Ses mains glissent sur mes bas, remontent. Doigts frôlent mon sexe nu, trempé. ‘Putain, Pascale, t’es prête.’ Je ricane. ‘Baise-moi comme un animal, Antoine. Montre-moi que t’es pas qu’un coursier.’ Il déboutonne frénétiquement. Sa queue jaillit, raide, veinée. Je la saisis, pompe lentement. Il grogne, m’empoigne les seins, pince les tétons. Douleur-plaisir. L’imprimante crache une feuille, sursaute. On sursaute. Adrénaline pure.

Je m’allonge sur les plans de villas luxe, jambes écartées. ‘Enfonce-la.’ Il plaque son corps sur le mien. Queue qui frotte mon clito, puis pousse. Un coup sec. Je m’arc-boute. ‘Oui, défonce-moi !’ Il pilonne, brutal. Bureau grince sous les assauts. Mes talons claquent le bois. Sueur perle sous les néons, moiteur collante. ‘T’es une salope de bourgeoise, Pascale.’ ‘Et toi, baise comme un taureau, coursier !’ Dialogues sales crachés entre deux râles.
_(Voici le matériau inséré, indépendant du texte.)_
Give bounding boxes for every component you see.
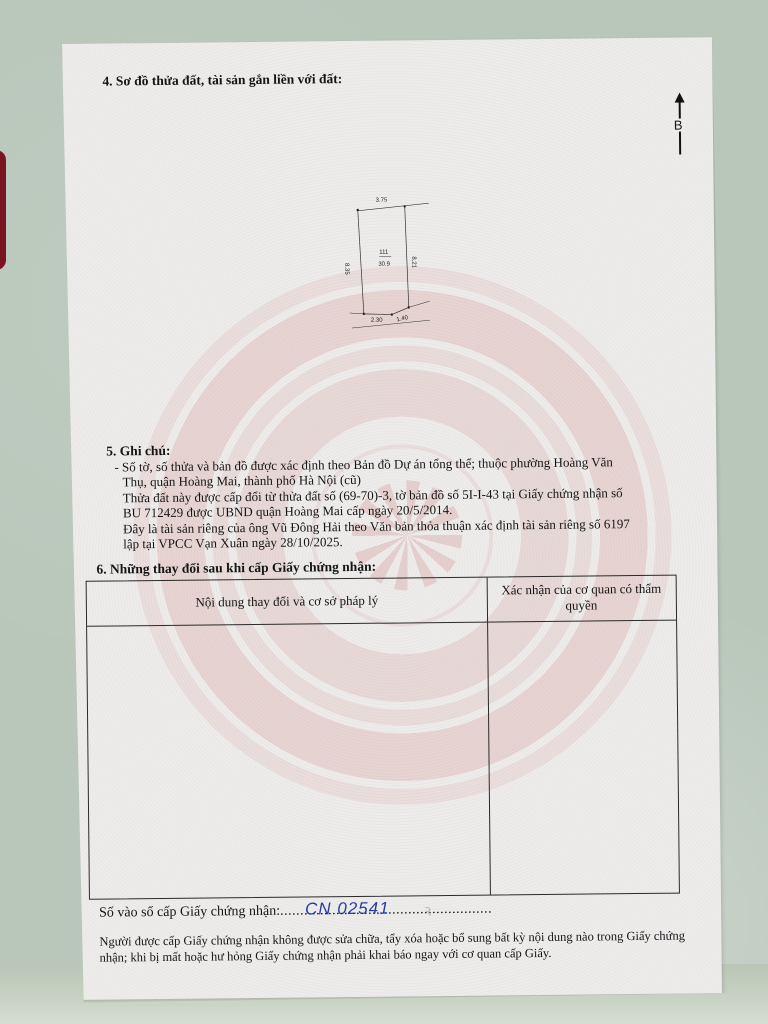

Sa queue m’emplit, cogne le fond. Orgasme monte, violent. Je griffe son dos. ‘Plus fort !’

L’Explosion : Baise Sauvage et Sans Retenue

Il accélère, testicules claquent ma peau. Je jouis la première, cris étouffés. Vagin qui se contracte, l’aspire. Il lâche : ‘Je vais…’ ‘Dedans ! Remplis-moi !’ Jet chaud, pulsations. On halète, collés, puanteurs de sexe et cuir de fauteuil. Il se retire, sperme coule sur la jupe.
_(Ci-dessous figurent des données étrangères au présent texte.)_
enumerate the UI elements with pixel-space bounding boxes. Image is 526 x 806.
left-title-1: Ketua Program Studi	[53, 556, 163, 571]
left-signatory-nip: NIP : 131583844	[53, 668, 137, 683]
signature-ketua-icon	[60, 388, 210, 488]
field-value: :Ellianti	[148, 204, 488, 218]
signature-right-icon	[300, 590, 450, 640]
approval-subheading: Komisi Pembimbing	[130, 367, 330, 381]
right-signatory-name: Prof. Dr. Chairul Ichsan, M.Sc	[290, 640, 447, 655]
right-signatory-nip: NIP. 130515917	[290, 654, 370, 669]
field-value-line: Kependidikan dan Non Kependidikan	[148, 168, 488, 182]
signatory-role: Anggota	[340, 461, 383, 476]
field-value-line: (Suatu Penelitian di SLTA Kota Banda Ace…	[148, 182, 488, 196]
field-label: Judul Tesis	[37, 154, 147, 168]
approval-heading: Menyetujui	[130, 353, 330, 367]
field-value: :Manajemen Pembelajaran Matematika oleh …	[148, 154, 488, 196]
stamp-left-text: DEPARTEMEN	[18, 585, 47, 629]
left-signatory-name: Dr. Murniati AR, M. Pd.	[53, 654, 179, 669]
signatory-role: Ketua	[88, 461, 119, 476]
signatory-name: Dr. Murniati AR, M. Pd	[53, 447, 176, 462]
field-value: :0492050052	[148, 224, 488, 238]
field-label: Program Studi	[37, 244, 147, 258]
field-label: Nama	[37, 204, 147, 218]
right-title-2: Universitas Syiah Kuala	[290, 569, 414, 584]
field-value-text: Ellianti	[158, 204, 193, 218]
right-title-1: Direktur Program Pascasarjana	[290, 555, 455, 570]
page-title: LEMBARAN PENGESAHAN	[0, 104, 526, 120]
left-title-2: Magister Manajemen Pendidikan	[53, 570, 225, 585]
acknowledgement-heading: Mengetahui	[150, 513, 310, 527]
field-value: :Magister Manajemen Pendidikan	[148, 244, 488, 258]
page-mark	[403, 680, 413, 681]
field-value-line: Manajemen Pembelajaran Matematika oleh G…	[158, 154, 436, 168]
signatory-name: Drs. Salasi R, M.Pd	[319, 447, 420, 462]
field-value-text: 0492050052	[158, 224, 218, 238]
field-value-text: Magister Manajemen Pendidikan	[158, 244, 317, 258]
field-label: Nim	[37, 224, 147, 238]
Bruit de pas dehors. Panique. Je me redresse, essuie vite avec un mouchoir du bureau. Chemisier reboutonné à la va-vite. Jupe tirée. Antoine zippe son jean, transpiration au front. Je verrouille mes yeux pro. ‘Range les plans, coursier.’ Il obéit, sourire complice. Je déverrouille. Porte s’ouvre sur l’hôtesse. ‘Tout va bien, Pascale ?’
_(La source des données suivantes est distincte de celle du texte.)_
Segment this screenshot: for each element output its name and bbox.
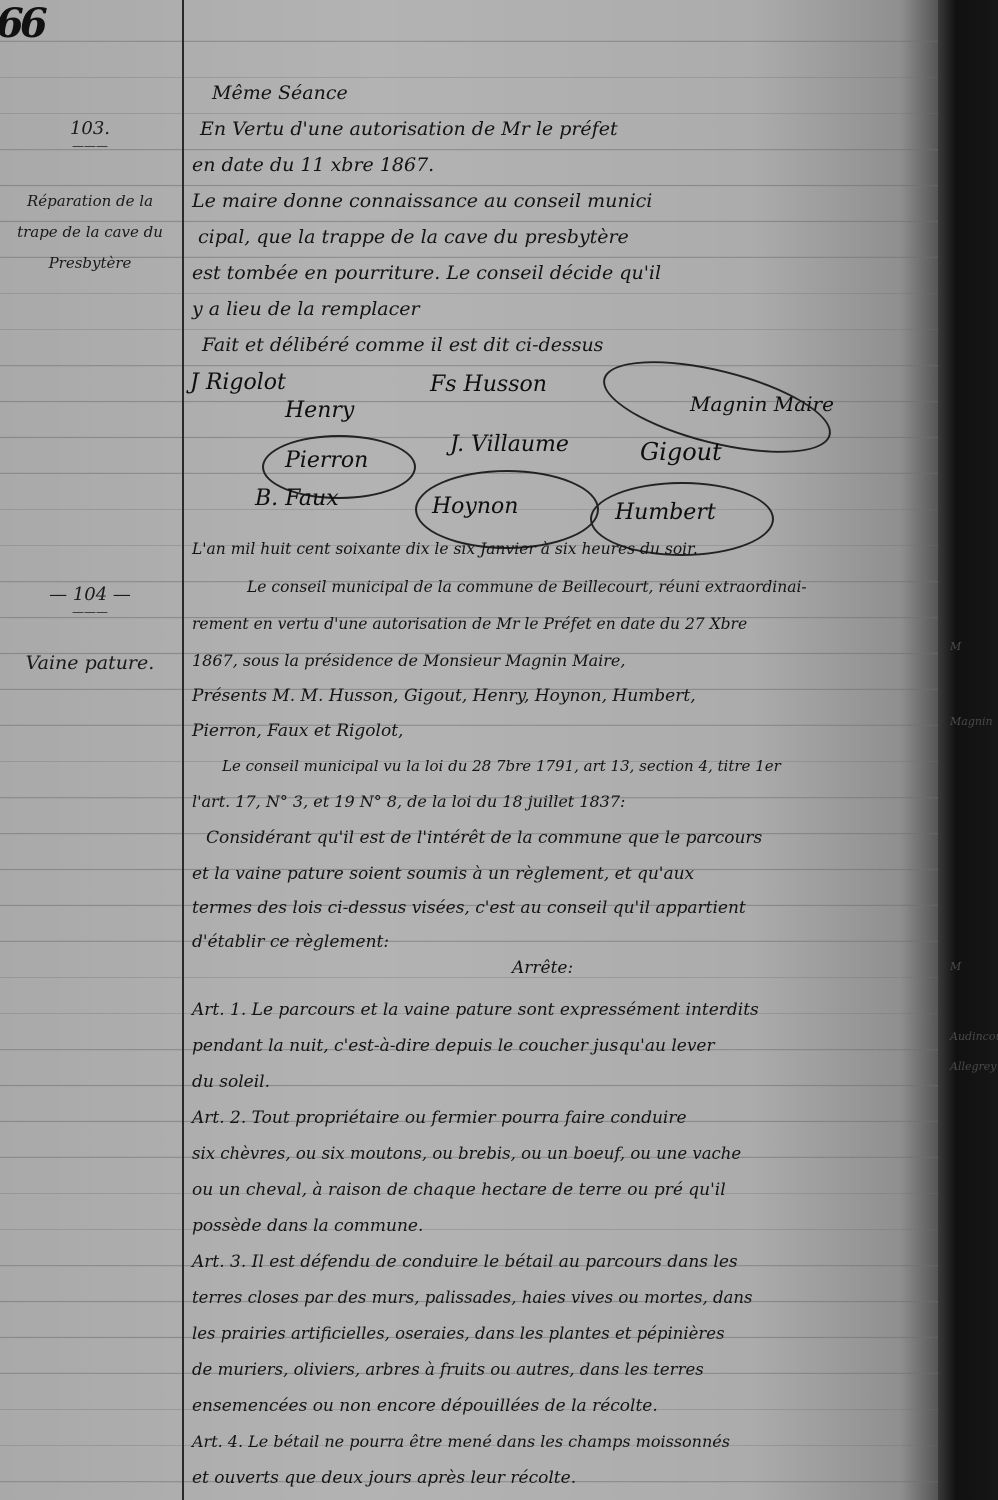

‘Parfait. Antoine m’a aidée.’ Sourire impeccable. Femme d’affaires ambitieuse. On se frôle en passant, étincelle. Il repart aux chantiers. Moi, je sors, jambes flageolantes. Masque intact. Bureau redevenu pro. Mais mon string trempé raconte tout. Risque pris, plaisir dévorant. Prochain coup ? Archives, peut-être.